Empedocles, Thomas Stanley History of Philosophy
Pues de lo que no es, es imposible que algo nazca, y que lo que es perezca, irrealizable e inaudito, ya que siempre se hallará, allí donde uno quiera apoyarse.

Nada del universo está vacío, ni lleno en demasía.
Como eran antes, en efecto siguen siendo y seguirán; y nunca, creo, de ninguno de los dos ha de vaciarse el tiempo inagotable.

Y otra cosa te diré: no hay nacimiento en absoluto de ninguno de los seres mortales, ni tampoco consumación de la funesta muerte, sino tan sólo mezcla y disociación de lo mezclado es lo que hay, y “nacimiento” es un nombre que los hombres le dan.

Y cuando éstos, una vez mezclados en aspecto humano vienen a dar al éter -o en el aspecto de las fieras montaraces o en el de los arbustos o acaso en el de los pájaros- entonces afirman que es “nacer”, mas cuando se separan, que es “muerte malhadada”.
De este modo es norma que los llamen.

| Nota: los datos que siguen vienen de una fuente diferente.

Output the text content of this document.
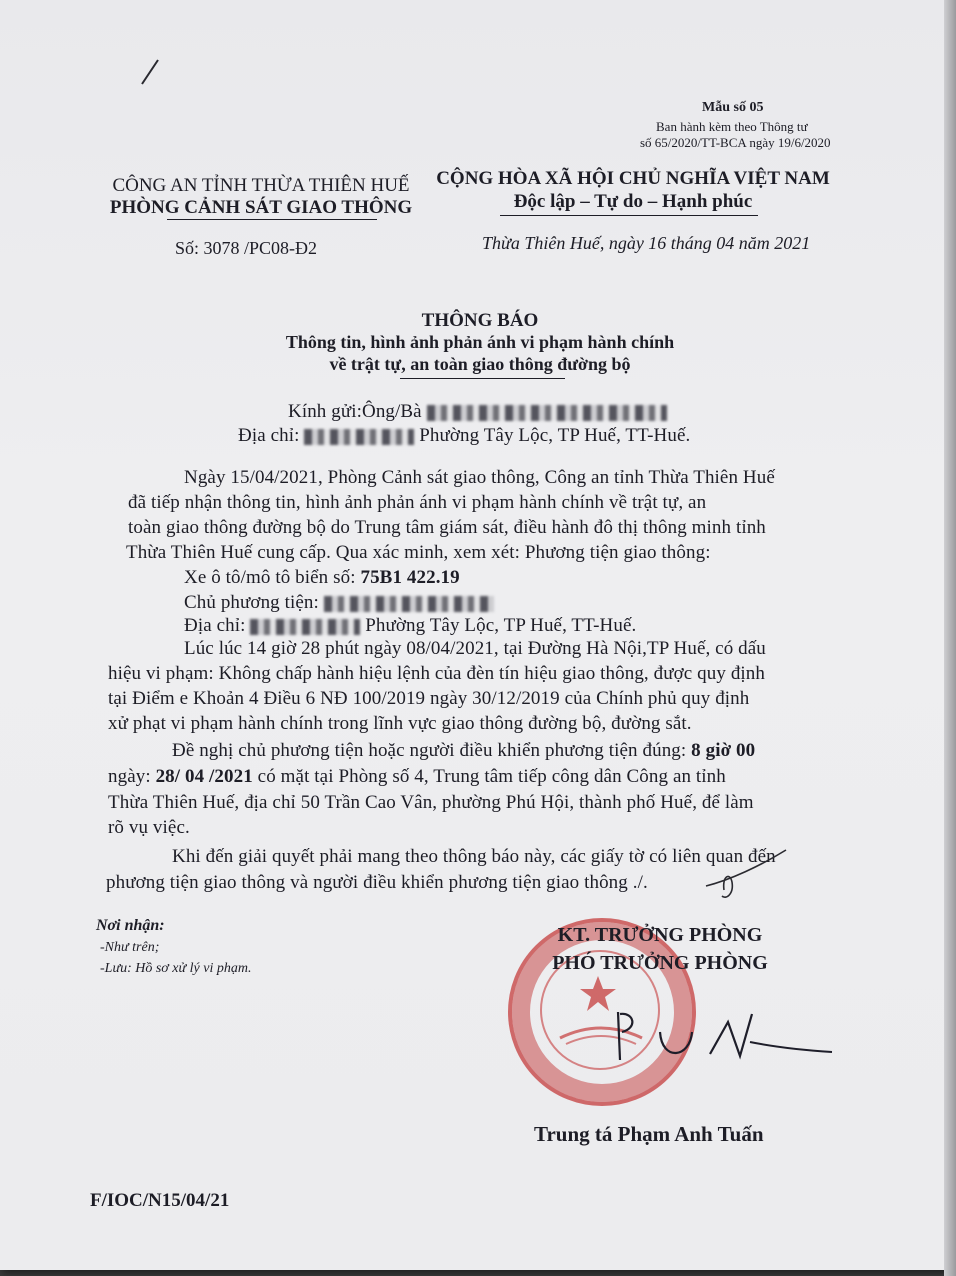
Mẫu số 05
Ban hành kèm theo Thông tư
số 65/2020/TT-BCA ngày 19/6/2020
CÔNG AN TỈNH THỪA THIÊN HUẾ
PHÒNG CẢNH SÁT GIAO THÔNG
Số: 3078 /PC08-Đ2
CỘNG HÒA XÃ HỘI CHỦ NGHĨA VIỆT NAM
Độc lập – Tự do – Hạnh phúc
Thừa Thiên Huế, ngày 16 tháng 04 năm 2021
THÔNG BÁO
Thông tin, hình ảnh phản ánh vi phạm hành chính
về trật tự, an toàn giao thông đường bộ
Kính gửi:Ông/Bà
Địa chỉ:	Phường Tây Lộc, TP Huế, TT-Huế.
Ngày 15/04/2021, Phòng Cảnh sát giao thông, Công an tỉnh Thừa Thiên Huế
đã tiếp nhận thông tin, hình ảnh phản ánh vi phạm hành chính về trật tự, an
toàn giao thông đường bộ do Trung tâm giám sát, điều hành đô thị thông minh tỉnh
Thừa Thiên Huế cung cấp. Qua xác minh, xem xét: Phương tiện giao thông:
Xe ô tô/mô tô biển số: 75B1 422.19
Chủ phương tiện:
Địa chỉ:	Phường Tây Lộc, TP Huế, TT-Huế.
Lúc lúc 14 giờ 28 phút ngày 08/04/2021, tại Đường Hà Nội,TP Huế, có dấu
hiệu vi phạm: Không chấp hành hiệu lệnh của đèn tín hiệu giao thông, được quy định
tại Điểm e Khoản 4 Điều 6 NĐ 100/2019 ngày 30/12/2019 của Chính phủ quy định
xử phạt vi phạm hành chính trong lĩnh vực giao thông đường bộ, đường sắt.
Đề nghị chủ phương tiện hoặc người điều khiển phương tiện đúng: 8 giờ 00
ngày: 28/ 04 /2021 có mặt tại Phòng số 4, Trung tâm tiếp công dân Công an tỉnh
Thừa Thiên Huế, địa chỉ 50 Trần Cao Vân, phường Phú Hội, thành phố Huế, để làm
rõ vụ việc.
Khi đến giải quyết phải mang theo thông báo này, các giấy tờ có liên quan đến
phương tiện giao thông và người điều khiển phương tiện giao thông ./.
Nơi nhận:
-Như trên;
-Lưu: Hồ sơ xử lý vi phạm.
KT. TRƯỞNG PHÒNG
PHÓ TRƯỞNG PHÒNG
Trung tá Phạm Anh Tuấn
F/IOC/N15/04/21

Y a la costumbre me acomodo también yo.

Vamos pues, observa como prueba de las charlas del principio lo siguiente-por si en lo que precede le faltó a la forma algo de madera-; el sol, a la vista luminoso y ardiente por doquier, y cuantos cuerpos inmortales se bañan en calor y luz radiante; así mismo la lluvia, en todas partes lóbrega y helada, mientras que de la tierra despunta lo arraigado y sólido.
En el Odio cada cosa es diferente y va por separado, en cambio en la Amistad caminan juntos y son mutuamente deseados.
De ellos todo cuanto fue y cuanto es y ha de ser luego nació: árboles, varones y mujeres, fieras, pájaros y peces de acuática crianza, y dioses sempiternos, excelsos por las honras que reciben.

Ellos son los únicos reales, pero en su mutuo recorrerse se tornan en cambiantes formas, pues la mezcla los hace variar.